Ekstra Chapter

32.5K 1.1K 133
                                    

Alfa Thaya Rahman.
Sarjana Ekonomi.
IPK 3,01.
Predikat memuaskan.

Febri mengusap matanya yang berair. Ia memeluk ibunya yang duduk di sampingnya. Tidak menyangka hari ini datang juga. Ia dapat duduk di sini bersama ibunya, melihat adiknya yang tengah diwisuda. Saat tali di toga Alfa berpindah posisi, perasaan haru itu tidak bisa dibendungnya.

"Pa, lihat Alfa wisuda. Dia udah berhasil wujudin keinginan kita semua untuk melihatnya lulus. Papa lihat kan, dia udah berubah. Semoga tetap begitu. Febri bakal support apapun niat baik anak itu," ujar Febri dalam hati.

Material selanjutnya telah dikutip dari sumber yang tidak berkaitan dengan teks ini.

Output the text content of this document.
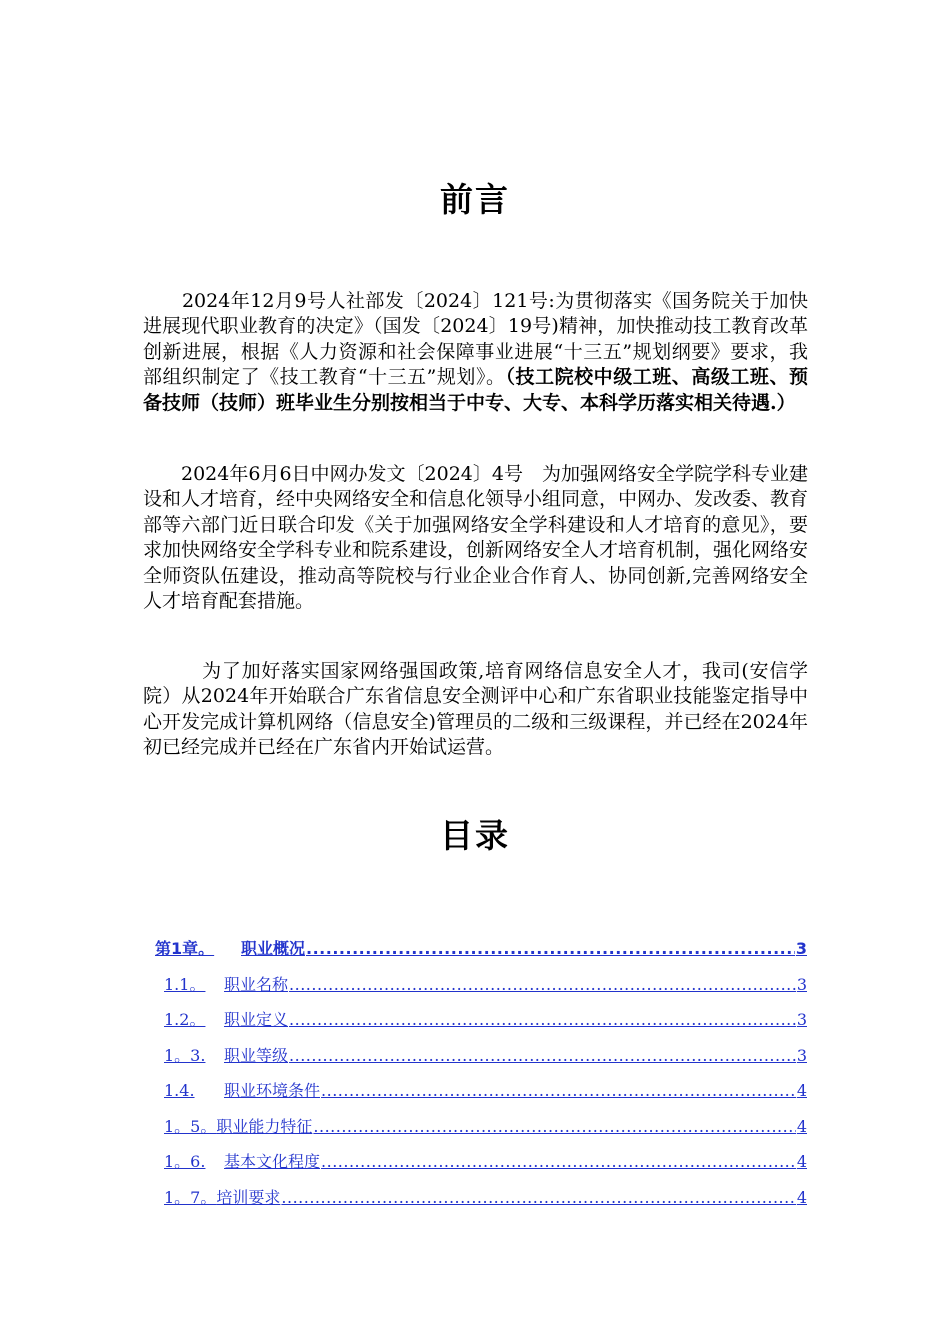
前言
　　2024年12月9号人社部发〔2024〕121号:为贯彻落实《国务院关于加快进展现代职业教育的决定》（国发〔2024〕19号)精神，加快推动技工教育改革创新进展，根据《人力资源和社会保障事业进展“十三五”规划纲要》要求，我部组织制定了《技工教育“十三五”规划》。（技工院校中级工班、高级工班、预备技师（技师）班毕业生分别按相当于中专、大专、本科学历落实相关待遇.）
　　2024年6月6日中网办发文〔2024〕4号　为加强网络安全学院学科专业建设和人才培育，经中央网络安全和信息化领导小组同意，中网办、发改委、教育部等六部门近日联合印发《关于加强网络安全学科建设和人才培育的意见》，要求加快网络安全学科专业和院系建设，创新网络安全人才培育机制，强化网络安全师资队伍建设，推动高等院校与行业企业合作育人、协同创新,完善网络安全人才培育配套措施。
　　　为了加好落实国家网络强国政策,培育网络信息安全人才，我司(安信学院）从2024年开始联合广东省信息安全测评中心和广东省职业技能鉴定指导中心开发完成计算机网络（信息安全)管理员的二级和三级课程，并已经在2024年初已经完成并已经在广东省内开始试运营。
目录
第1章。	职业概况 .....	3
1.1。	职业名称 .....	3
1.2。	职业定义 .....	3
1。3.	职业等级 .....	3
1.4.	职业环境条件 .....	4
1。5。 职业能力特征 .....	4
1。6.	基本文化程度 .....	4
1。7。 培训要求 .....	4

Ia menggenggam erat tangan ibunya.

Meski Alfa terlambat wisuda bersama adik tingkat di bawahnya, tetapi Febri tetap bangga. Tidak sia-sia usahanya, dan tentunya tidak sia-sia usaha Alfa untuk lulus. Berkat support banyak pihak termasuk,

Yani.

Febri tersenyum tipis mengingat itu. Ia mengacungkan jempolnya ke arah Alfa, terlalu senang.

Alfa memutari kursi ke belakang, menoleh tersenyum singkat ke arahnya, lalu kembali ke barisan.

Tidak terasa acara demi acara telah terlewati. Dekan dan rombongannya juga telah meninggalkan room hotel yang disulap menjadi tempat wisuda itu. Tinggal para wisudawan yang kemudian berhambur menghampiri keluarga masing-masing.

Alfa memeluk ibunya yang dibalas pelukan erat dan ucapan selamat. "Mama bangga sama kamu! Bangga banget. Makasih ya!"

Dan kalimat itu membuat jantung berpacu. Alfa ... bahagia. Ia mengusap matanya. Tidak mau ketahuan akan menangis.

Pengakuan seperti itu. Kalimat semacam itu yang selalu ingin Alfa dengar sejak dulu. Ia selalu iri pada Febri yang selalu mendapatkan itu. Meski kini Alfa tahu pemikirannya tersebut salah. Jika ia ingin mendapat penghargaan, maka ia juga harus berusaha keras untuk mendapatkannya.

"Makasih, Ma," jawabnya lalu beralih menatap Febri.

"Makasih Kak."

"Lah, Lo nggak mau peluk gue?"

Alfa masih terdiam. Ia ingin sekali, tapi sedikit gengsi. Ah, mengapa susah sekali menghilangkan sifat itu darinya.

Namun, sebelum ia menanggalkan gengsi tersebut, Febri sudah lebih dulu menarik adiknya itu dalam pelukan. "Sama-sama, gue juga bangga sama Lo!" serunya, menepuk-nepuk pundak Alfa

Perlahan tangan Alfa bergerak lalu memeluk Febri sama eratnya. Sekali lagi, ia harus menahan diri untuk tidak menangis. Jangan sampai ketahuan cengeng seperti Febri.

"Dek."

"Hm?"

"Lo nggak undang Yani?"

"Hmm..." Alfa terdiam, lalu menggeleng pelan.

"Hei, aku udah berhasil nepati janji. Makasih. Kamu baik-baik aja kan, maaf ya nggak ngundang. Padahal kamu termasuk orang yang pengen banget lihat aku di posisi sekarang. Tapi, gak apa-apa, aku udah nepati janji terakhir aku. Dan dengar-dengar kamu udah balik kuliah lagi, ya. Selamat dan semangat! Semoga kamu bisa segera wisuda kek aku sekarang."

Febri yang melihat raut wajah Alfa berubah, segera merangkul lelaki itu. "Ah, enggak-enggak, maaf gue salah tanya tadi. Mama sama gue udah cukup kok. Kan selain mama, gue adalah orang yang paling Lo sayang, yakan." Febri menarik naikkan alisnya, tersenyum.

Alfa menatapnya sinis, Febri terkekeh.

"Pede gila Lo, kak."

"Lah, bener kan?"

"Ya, iya kali."

"Dih, malu-malu." Febri merangkul leher Alfa, sementara tangan satunya menggandeng ibunya, mengajak mereka keluar ruangan itu.